ALICE LONGWORTH IN HER WEDDING GOWN
One would suppose that the decorator’s art would be taxed to its limit in the beautifying of the Pension Office each fourth year for these historic functions, but each setting in turn seems far to surpass all of its predecessors. The artists always manage to find some new feature upon which to concentrate their skill, and lo!—the result is beautiful beyond description. There is no building in the Capital City so well adapted for the purpose of the ball or so susceptible of transformation into such a fairyland picture as the big Pension Office with its open court, tiers of balconies, tall columns, and ample floor space.
For the Roosevelt inaugural ball the room resembled a Venetian garden so lovely as to rival even a tropical moonlight scene. Some of the huge palms that were used reached forty feet from the floor.
Mrs. Roosevelt won golden opinions from the public during her seven years as First Lady of the Land; she gave more private entertainments of all kinds than any of her predecessors. Official mourning for President McKinley was observed at the beginning of her régime, and when that was concluded, the condition of the mansion limited social activities for a time. The floors, which were not safe, had been braced and shored up. But after the remodelling, so long deferred, the entertainments, official and private, followed each other with a frequency that delighted society. Mrs. Roosevelt gave more than two hundred teas, luncheons, musicales, receptions, and dinners, outside of the regular state affairs. In these, her own personal and semi-official functions for all sorts of people whom she considered interesting or to whom she felt White House courtesies due, she followed her husband’s example of touching all circles and classes.
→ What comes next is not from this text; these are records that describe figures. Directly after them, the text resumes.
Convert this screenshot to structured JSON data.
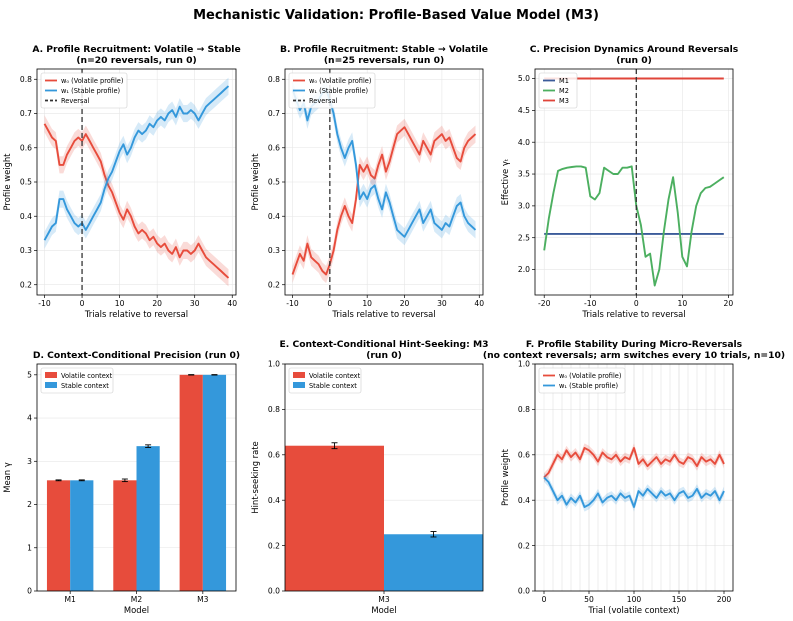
{
  "suptitle": "Mechanistic Validation: Profile-Based Value Model (M3)",
  "colors": {
    "volatile": "#e74c3c",
    "stable": "#3498db",
    "m1": "#3b5b9a",
    "m2": "#4caf60",
    "m3": "#e0453a"
  },
  "chart_data": [
    {
      "id": "A",
      "type": "line",
      "title": [
        "A. Profile Recruitment: Volatile → Stable",
        "(n=20 reversals, run 0)"
      ],
      "xlabel": "Trials relative to reversal",
      "ylabel": "Profile weight",
      "xlim": [
        -12,
        41
      ],
      "ylim": [
        0.17,
        0.83
      ],
      "xticks": [
        -10,
        0,
        10,
        20,
        30,
        40
      ],
      "yticks": [
        0.2,
        0.3,
        0.4,
        0.5,
        0.6,
        0.7,
        0.8
      ],
      "reversal_x": 0,
      "legend": [
        "w₀ (Volatile profile)",
        "w₁ (Stable profile)",
        "Reversal"
      ],
      "x_start": -10,
      "series": [
        {
          "name": "w₀ (Volatile profile)",
          "color": "#e74c3c",
          "band": 0.025,
          "values": [
            0.67,
            0.65,
            0.63,
            0.62,
            0.55,
            0.55,
            0.58,
            0.6,
            0.62,
            0.63,
            0.62,
            0.64,
            0.62,
            0.6,
            0.58,
            0.56,
            0.52,
            0.49,
            0.47,
            0.44,
            0.41,
            0.39,
            0.42,
            0.4,
            0.37,
            0.35,
            0.36,
            0.35,
            0.33,
            0.34,
            0.32,
            0.31,
            0.32,
            0.3,
            0.29,
            0.31,
            0.28,
            0.3,
            0.3,
            0.29,
            0.3,
            0.32,
            0.3,
            0.28,
            0.27,
            0.26,
            0.25,
            0.24,
            0.23,
            0.22
          ]
        },
        {
          "name": "w₁ (Stable profile)",
          "color": "#3498db",
          "band": 0.025,
          "values": [
            0.33,
            0.35,
            0.37,
            0.38,
            0.45,
            0.45,
            0.42,
            0.4,
            0.38,
            0.37,
            0.38,
            0.36,
            0.38,
            0.4,
            0.42,
            0.44,
            0.48,
            0.51,
            0.53,
            0.56,
            0.59,
            0.61,
            0.58,
            0.6,
            0.63,
            0.65,
            0.64,
            0.65,
            0.67,
            0.66,
            0.68,
            0.69,
            0.68,
            0.7,
            0.71,
            0.69,
            0.72,
            0.7,
            0.7,
            0.71,
            0.7,
            0.68,
            0.7,
            0.72,
            0.73,
            0.74,
            0.75,
            0.76,
            0.77,
            0.78
          ]
        }
      ]
    },
    {
      "id": "B",
      "type": "line",
      "title": [
        "B. Profile Recruitment: Stable → Volatile",
        "(n=25 reversals, run 0)"
      ],
      "xlabel": "Trials relative to reversal",
      "ylabel": "Profile weight",
      "xlim": [
        -12,
        41
      ],
      "ylim": [
        0.17,
        0.83
      ],
      "xticks": [
        -10,
        0,
        10,
        20,
        30,
        40
      ],
      "yticks": [
        0.2,
        0.3,
        0.4,
        0.5,
        0.6,
        0.7,
        0.8
      ],
      "reversal_x": 0,
      "legend": [
        "w₀ (Volatile profile)",
        "w₁ (Stable profile)",
        "Reversal"
      ],
      "x_start": -10,
      "series": [
        {
          "name": "w₀ (Volatile profile)",
          "color": "#e74c3c",
          "band": 0.025,
          "values": [
            0.23,
            0.26,
            0.29,
            0.27,
            0.32,
            0.28,
            0.27,
            0.26,
            0.24,
            0.23,
            0.26,
            0.3,
            0.36,
            0.4,
            0.43,
            0.4,
            0.38,
            0.45,
            0.55,
            0.53,
            0.55,
            0.52,
            0.51,
            0.55,
            0.58,
            0.53,
            0.56,
            0.6,
            0.64,
            0.65,
            0.66,
            0.64,
            0.62,
            0.6,
            0.58,
            0.62,
            0.6,
            0.58,
            0.62,
            0.63,
            0.64,
            0.62,
            0.63,
            0.6,
            0.57,
            0.56,
            0.6,
            0.62,
            0.63,
            0.64
          ]
        },
        {
          "name": "w₁ (Stable profile)",
          "color": "#3498db",
          "band": 0.025,
          "values": [
            0.77,
            0.74,
            0.71,
            0.73,
            0.68,
            0.72,
            0.73,
            0.74,
            0.76,
            0.77,
            0.74,
            0.7,
            0.64,
            0.6,
            0.57,
            0.6,
            0.62,
            0.55,
            0.45,
            0.47,
            0.45,
            0.48,
            0.49,
            0.45,
            0.42,
            0.47,
            0.44,
            0.4,
            0.36,
            0.35,
            0.34,
            0.36,
            0.38,
            0.4,
            0.42,
            0.38,
            0.4,
            0.42,
            0.38,
            0.37,
            0.36,
            0.38,
            0.37,
            0.4,
            0.43,
            0.44,
            0.4,
            0.38,
            0.37,
            0.36
          ]
        }
      ]
    },
    {
      "id": "C",
      "type": "line",
      "title": [
        "C. Precision Dynamics Around Reversals",
        "(run 0)"
      ],
      "xlabel": "Trials relative to reversal",
      "ylabel": "Effective γₜ",
      "xlim": [
        -22,
        21
      ],
      "ylim": [
        1.6,
        5.15
      ],
      "xticks": [
        -20,
        -10,
        0,
        10,
        20
      ],
      "yticks": [
        2.0,
        2.5,
        3.0,
        3.5,
        4.0,
        4.5,
        5.0
      ],
      "reversal_x": 0,
      "legend": [
        "M1",
        "M2",
        "M3"
      ],
      "x_start": -20,
      "series": [
        {
          "name": "M1",
          "color": "#3b5b9a",
          "values": [
            2.56,
            2.56,
            2.56,
            2.56,
            2.56,
            2.56,
            2.56,
            2.56,
            2.56,
            2.56,
            2.56,
            2.56,
            2.56,
            2.56,
            2.56,
            2.56,
            2.56,
            2.56,
            2.56,
            2.56,
            2.56,
            2.56,
            2.56,
            2.56,
            2.56,
            2.56,
            2.56,
            2.56,
            2.56,
            2.56,
            2.56,
            2.56,
            2.56,
            2.56,
            2.56,
            2.56,
            2.56,
            2.56,
            2.56,
            2.56
          ]
        },
        {
          "name": "M2",
          "color": "#4caf60",
          "values": [
            2.3,
            2.8,
            3.2,
            3.55,
            3.58,
            3.6,
            3.61,
            3.62,
            3.62,
            3.6,
            3.15,
            3.1,
            3.2,
            3.6,
            3.55,
            3.5,
            3.5,
            3.6,
            3.6,
            3.62,
            3.0,
            2.7,
            2.2,
            2.25,
            1.75,
            2.0,
            2.6,
            3.1,
            3.45,
            2.9,
            2.2,
            2.05,
            2.6,
            3.0,
            3.2,
            3.28,
            3.3,
            3.35,
            3.4,
            3.45
          ]
        },
        {
          "name": "M3",
          "color": "#e0453a",
          "values": [
            5.0,
            5.0,
            5.0,
            5.0,
            5.0,
            5.0,
            5.0,
            5.0,
            5.0,
            5.0,
            5.0,
            5.0,
            5.0,
            5.0,
            5.0,
            5.0,
            5.0,
            5.0,
            5.0,
            5.0,
            5.0,
            5.0,
            5.0,
            5.0,
            5.0,
            5.0,
            5.0,
            5.0,
            5.0,
            5.0,
            5.0,
            5.0,
            5.0,
            5.0,
            5.0,
            5.0,
            5.0,
            5.0,
            5.0,
            5.0
          ]
        }
      ]
    },
    {
      "id": "D",
      "type": "bar",
      "title": [
        "D. Context-Conditional Precision (run 0)"
      ],
      "xlabel": "Model",
      "ylabel": "Mean γ",
      "ylim": [
        0,
        5.25
      ],
      "yticks": [
        0,
        1,
        2,
        3,
        4,
        5
      ],
      "categories": [
        "M1",
        "M2",
        "M3"
      ],
      "legend": [
        "Volatile context",
        "Stable context"
      ],
      "series": [
        {
          "name": "Volatile context",
          "color": "#e74c3c",
          "values": [
            2.56,
            2.56,
            5.0
          ],
          "errors": [
            0.01,
            0.03,
            0.005
          ]
        },
        {
          "name": "Stable context",
          "color": "#3498db",
          "values": [
            2.56,
            3.35,
            5.0
          ],
          "errors": [
            0.01,
            0.03,
            0.005
          ]
        }
      ]
    },
    {
      "id": "E",
      "type": "bar",
      "title": [
        "E. Context-Conditional Hint-Seeking: M3",
        "(run 0)"
      ],
      "xlabel": "Model",
      "ylabel": "Hint-seeking rate",
      "ylim": [
        0,
        1.0
      ],
      "yticks": [
        0.0,
        0.2,
        0.4,
        0.6,
        0.8,
        1.0
      ],
      "categories": [
        "M3"
      ],
      "legend": [
        "Volatile context",
        "Stable context"
      ],
      "series": [
        {
          "name": "Volatile context",
          "color": "#e74c3c",
          "values": [
            0.64
          ],
          "errors": [
            0.013
          ]
        },
        {
          "name": "Stable context",
          "color": "#3498db",
          "values": [
            0.25
          ],
          "errors": [
            0.012
          ]
        }
      ]
    },
    {
      "id": "F",
      "type": "line",
      "title": [
        "F. Profile Stability During Micro-Reversals",
        "(no context reversals; arm switches every 10 trials, n=10)"
      ],
      "xlabel": "Trial (volatile context)",
      "ylabel": "Profile weight",
      "xlim": [
        -10,
        210
      ],
      "ylim": [
        0.0,
        1.0
      ],
      "xticks": [
        0,
        50,
        100,
        150,
        200
      ],
      "yticks": [
        0.0,
        0.2,
        0.4,
        0.6,
        0.8,
        1.0
      ],
      "switch_every": 10,
      "legend": [
        "w₀ (Volatile profile)",
        "w₁ (Stable profile)"
      ],
      "series": [
        {
          "name": "w₀ (Volatile profile)",
          "color": "#e74c3c",
          "band": 0.02,
          "x": [
            0,
            5,
            10,
            15,
            20,
            25,
            30,
            35,
            40,
            45,
            50,
            55,
            60,
            65,
            70,
            75,
            80,
            85,
            90,
            95,
            100,
            105,
            110,
            115,
            120,
            125,
            130,
            135,
            140,
            145,
            150,
            155,
            160,
            165,
            170,
            175,
            180,
            185,
            190,
            195,
            200
          ],
          "values": [
            0.5,
            0.52,
            0.56,
            0.6,
            0.58,
            0.62,
            0.59,
            0.61,
            0.58,
            0.63,
            0.62,
            0.6,
            0.57,
            0.61,
            0.59,
            0.58,
            0.6,
            0.57,
            0.59,
            0.58,
            0.63,
            0.56,
            0.58,
            0.55,
            0.57,
            0.59,
            0.56,
            0.58,
            0.57,
            0.6,
            0.57,
            0.56,
            0.59,
            0.58,
            0.55,
            0.59,
            0.57,
            0.58,
            0.56,
            0.6,
            0.56
          ]
        },
        {
          "name": "w₁ (Stable profile)",
          "color": "#3498db",
          "band": 0.02,
          "x": [
            0,
            5,
            10,
            15,
            20,
            25,
            30,
            35,
            40,
            45,
            50,
            55,
            60,
            65,
            70,
            75,
            80,
            85,
            90,
            95,
            100,
            105,
            110,
            115,
            120,
            125,
            130,
            135,
            140,
            145,
            150,
            155,
            160,
            165,
            170,
            175,
            180,
            185,
            190,
            195,
            200
          ],
          "values": [
            0.5,
            0.48,
            0.44,
            0.4,
            0.42,
            0.38,
            0.41,
            0.39,
            0.42,
            0.37,
            0.38,
            0.4,
            0.43,
            0.39,
            0.41,
            0.42,
            0.4,
            0.43,
            0.41,
            0.42,
            0.37,
            0.44,
            0.42,
            0.45,
            0.43,
            0.41,
            0.44,
            0.42,
            0.43,
            0.4,
            0.43,
            0.44,
            0.41,
            0.42,
            0.45,
            0.41,
            0.43,
            0.42,
            0.44,
            0.4,
            0.44
          ]
        }
      ]
    }
  ]
}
While meeting admirably every official demand, Mrs. Roosevelt protected her private life with the same tactful cleverness by which she had early evaded the rigours of reception handshaking. The First Lady made it clearly understood that it was her husband who was President, and that his family did not belong to the public.
Mrs. Roosevelt kept no housekeeper, but gave personal supervision to the entire establishment. But she made immediately a much-needed and highly important addition to the White House staff, a social secretary for herself. For this position she chose Miss Belle Hagner, long a friend, who was so thoroughly identified through resident and family connections with Washington’s peculiar social etiquette and the much more intricate code of procedure that governs the White House that she quickly became invaluable.
Since the mail of the First Lady of the Land has come to rival that of her husband in the number and variety of demands and requests that besiege her, Mrs. Roosevelt had at once seen the necessity of organizing the handling of this volume of correspondence in a systematic way.
Mrs. Roosevelt shared her husband’s tastes and was a writer herself, even when her children were small, but she so planned her time as to be able to devote a part of it both to her husband and her children, and to her step-daughter during the time Alice spent with her father. Until the death of her maternal grandmother, Mrs. Lee, Alice spent the greater part of her time in the Boston home of her grandparents or in travelling with them.
The President’s wife always found great delight in horseback riding, and she and the President would drive to the outskirts of the city, where their riding horses would be awaiting them, and enjoy frequent rides through the country roads leading from the city. Thus they escaped the gaze of the curious. She was accomplished in many ways, even having trained herself as a nurse, a qualification of utmost value to the mother of such an active family.
Early in their establishment at the White House, luncheon became the important political function. Like the Hanna breakfasts in the “little White House” across Lafayette Square, where the chosen were invited to partake of country sausage and hot buckwheat cakes, maple syrup or honey, coffee, and a flow of political reason, for luncheons the White House pantry was always prepared to serve from one to a dozen or more additional guests. No one, least of all the President himself, knew how many he would invite to join him at lunch. Whoever the man might be that happened to engage his deep interest in a morning call, he was likely to be asked to stay. When a subject pressed its claims upon the President’s mind, a telephone call was sent to the best-informed individual to request him to come to supply the desired data.